If you have concerns about your sexual performance, or your partner’s enjoyment then talk about what each of you value during love-making and why. What does kissing mean to each of you? How does prolong foreplay effect each of you? When is it easiest to talk about sex? Before, during or after? When do you feel sexiest? Horniest? If you could keep a hard on for half an hour, what would that mean? What would it mean if you could only last 5 minutes? What would it mean if you could last for 3 hours? When are you most sexually aroused? When are you most sexually connected? When are you most into your own pleasure? Remember, the best way to address sexual concerns is by talking about them. Frequently, partners have similar thoughts, concerns or sometimes useful suggestions for ways to reframe the situation so as to make this a more pleasurable experience for both of you. Good sex is much more than a hard on that lasts for twenty minutes.

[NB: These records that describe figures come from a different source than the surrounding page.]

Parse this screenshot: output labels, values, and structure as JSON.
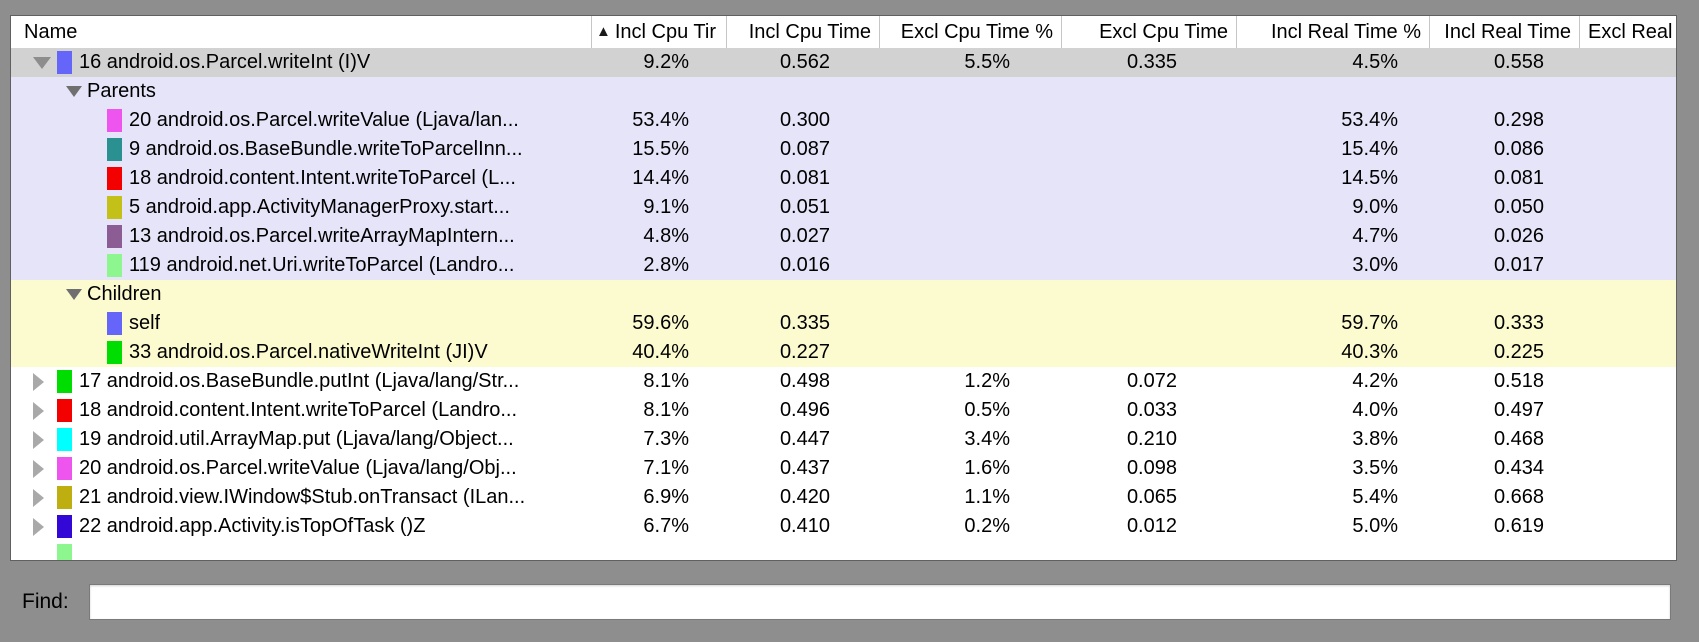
{
  "window": {
    "background": "#8e8e8e"
  },
  "table": {
    "sort_indicator": "▲",
    "columns": [
      {
        "key": "name",
        "label": "Name"
      },
      {
        "key": "incl_cpu_pct",
        "label": "Incl Cpu Tir",
        "sorted": "ascending"
      },
      {
        "key": "incl_cpu_time",
        "label": "Incl Cpu Time"
      },
      {
        "key": "excl_cpu_pct",
        "label": "Excl Cpu Time %"
      },
      {
        "key": "excl_cpu_time",
        "label": "Excl Cpu Time"
      },
      {
        "key": "incl_real_pct",
        "label": "Incl Real Time %"
      },
      {
        "key": "incl_real_time",
        "label": "Incl Real Time"
      },
      {
        "key": "excl_real",
        "label": "Excl Real"
      }
    ],
    "rows": [
      {
        "type": "toplevel",
        "expanded": true,
        "bg": "selected",
        "swatch": "#6565fa",
        "name": "16 android.os.Parcel.writeInt (I)V",
        "values": [
          "9.2%",
          "0.562",
          "5.5%",
          "0.335",
          "4.5%",
          "0.558",
          ""
        ]
      },
      {
        "type": "section",
        "bg": "parents",
        "name": "Parents",
        "values": [
          "",
          "",
          "",
          "",
          "",
          "",
          ""
        ]
      },
      {
        "type": "sub",
        "bg": "parents",
        "swatch": "#ee55ee",
        "name": "20 android.os.Parcel.writeValue (Ljava/lan...",
        "values": [
          "53.4%",
          "0.300",
          "",
          "",
          "53.4%",
          "0.298",
          ""
        ]
      },
      {
        "type": "sub",
        "bg": "parents",
        "swatch": "#2b9090",
        "name": "9 android.os.BaseBundle.writeToParcelInn...",
        "values": [
          "15.5%",
          "0.087",
          "",
          "",
          "15.4%",
          "0.086",
          ""
        ]
      },
      {
        "type": "sub",
        "bg": "parents",
        "swatch": "#f30000",
        "name": "18 android.content.Intent.writeToParcel (L...",
        "values": [
          "14.4%",
          "0.081",
          "",
          "",
          "14.5%",
          "0.081",
          ""
        ]
      },
      {
        "type": "sub",
        "bg": "parents",
        "swatch": "#c3c117",
        "name": "5 android.app.ActivityManagerProxy.start...",
        "values": [
          "9.1%",
          "0.051",
          "",
          "",
          "9.0%",
          "0.050",
          ""
        ]
      },
      {
        "type": "sub",
        "bg": "parents",
        "swatch": "#8b5d94",
        "name": "13 android.os.Parcel.writeArrayMapIntern...",
        "values": [
          "4.8%",
          "0.027",
          "",
          "",
          "4.7%",
          "0.026",
          ""
        ]
      },
      {
        "type": "sub",
        "bg": "parents",
        "swatch": "#8ef68e",
        "name": "119 android.net.Uri.writeToParcel (Landro...",
        "values": [
          "2.8%",
          "0.016",
          "",
          "",
          "3.0%",
          "0.017",
          ""
        ]
      },
      {
        "type": "section",
        "bg": "children",
        "name": "Children",
        "values": [
          "",
          "",
          "",
          "",
          "",
          "",
          ""
        ]
      },
      {
        "type": "sub",
        "bg": "children",
        "swatch": "#6565fa",
        "name": "self",
        "values": [
          "59.6%",
          "0.335",
          "",
          "",
          "59.7%",
          "0.333",
          ""
        ]
      },
      {
        "type": "sub",
        "bg": "children",
        "swatch": "#00dd00",
        "name": "33 android.os.Parcel.nativeWriteInt (JI)V",
        "values": [
          "40.4%",
          "0.227",
          "",
          "",
          "40.3%",
          "0.225",
          ""
        ]
      },
      {
        "type": "toplevel",
        "expanded": false,
        "bg": "plain",
        "swatch": "#00dd00",
        "name": "17 android.os.BaseBundle.putInt (Ljava/lang/Str...",
        "values": [
          "8.1%",
          "0.498",
          "1.2%",
          "0.072",
          "4.2%",
          "0.518",
          ""
        ]
      },
      {
        "type": "toplevel",
        "expanded": false,
        "bg": "plain",
        "swatch": "#f30000",
        "name": "18 android.content.Intent.writeToParcel (Landro...",
        "values": [
          "8.1%",
          "0.496",
          "0.5%",
          "0.033",
          "4.0%",
          "0.497",
          ""
        ]
      },
      {
        "type": "toplevel",
        "expanded": false,
        "bg": "plain",
        "swatch": "#00ffff",
        "name": "19 android.util.ArrayMap.put (Ljava/lang/Object...",
        "values": [
          "7.3%",
          "0.447",
          "3.4%",
          "0.210",
          "3.8%",
          "0.468",
          ""
        ]
      },
      {
        "type": "toplevel",
        "expanded": false,
        "bg": "plain",
        "swatch": "#ee55ee",
        "name": "20 android.os.Parcel.writeValue (Ljava/lang/Obj...",
        "values": [
          "7.1%",
          "0.437",
          "1.6%",
          "0.098",
          "3.5%",
          "0.434",
          ""
        ]
      },
      {
        "type": "toplevel",
        "expanded": false,
        "bg": "plain",
        "swatch": "#bfae10",
        "name": "21 android.view.IWindow$Stub.onTransact (ILan...",
        "values": [
          "6.9%",
          "0.420",
          "1.1%",
          "0.065",
          "5.4%",
          "0.668",
          ""
        ]
      },
      {
        "type": "toplevel",
        "expanded": false,
        "bg": "plain",
        "swatch": "#3307d6",
        "name": "22 android.app.Activity.isTopOfTask ()Z",
        "values": [
          "6.7%",
          "0.410",
          "0.2%",
          "0.012",
          "5.0%",
          "0.619",
          ""
        ]
      },
      {
        "type": "partial",
        "bg": "plain",
        "swatch": "#8ef68e",
        "name": "",
        "values": [
          "",
          "",
          "",
          "",
          "",
          "",
          ""
        ]
      }
    ]
  },
  "find": {
    "label": "Find:",
    "value": ""
  }
}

Instead of ‘deep breathing’ to regain control of yourself, try relaxing into your body. Focus on what each part of your body is experiencing. What do your finger tips feel like? Can you feel the air you are breathing reach the tip of your penis? What does your shaft feel like when your partner brushes her body up against it? At what point do you experience a sex flush? If you stop all movements, how is your body responding? Are you in your brain longing for more? Or do the sensations dissipate from your body due to the decrease in stimulation? Whatever happens, try to avoid slipping into your brain. Stay focused on the here and now. Pay attention to your breathing. Pay attention to your body temperature. Get into your body and out of your head.

After a sexual encounter take some time and document your thoughts. This documentation will provide you with an opportunity to explore and process where your thoughts and feelings go during sexual encounters. Are there patterns that need to be explored or do you need the help of a professional? A journal can help uncover this.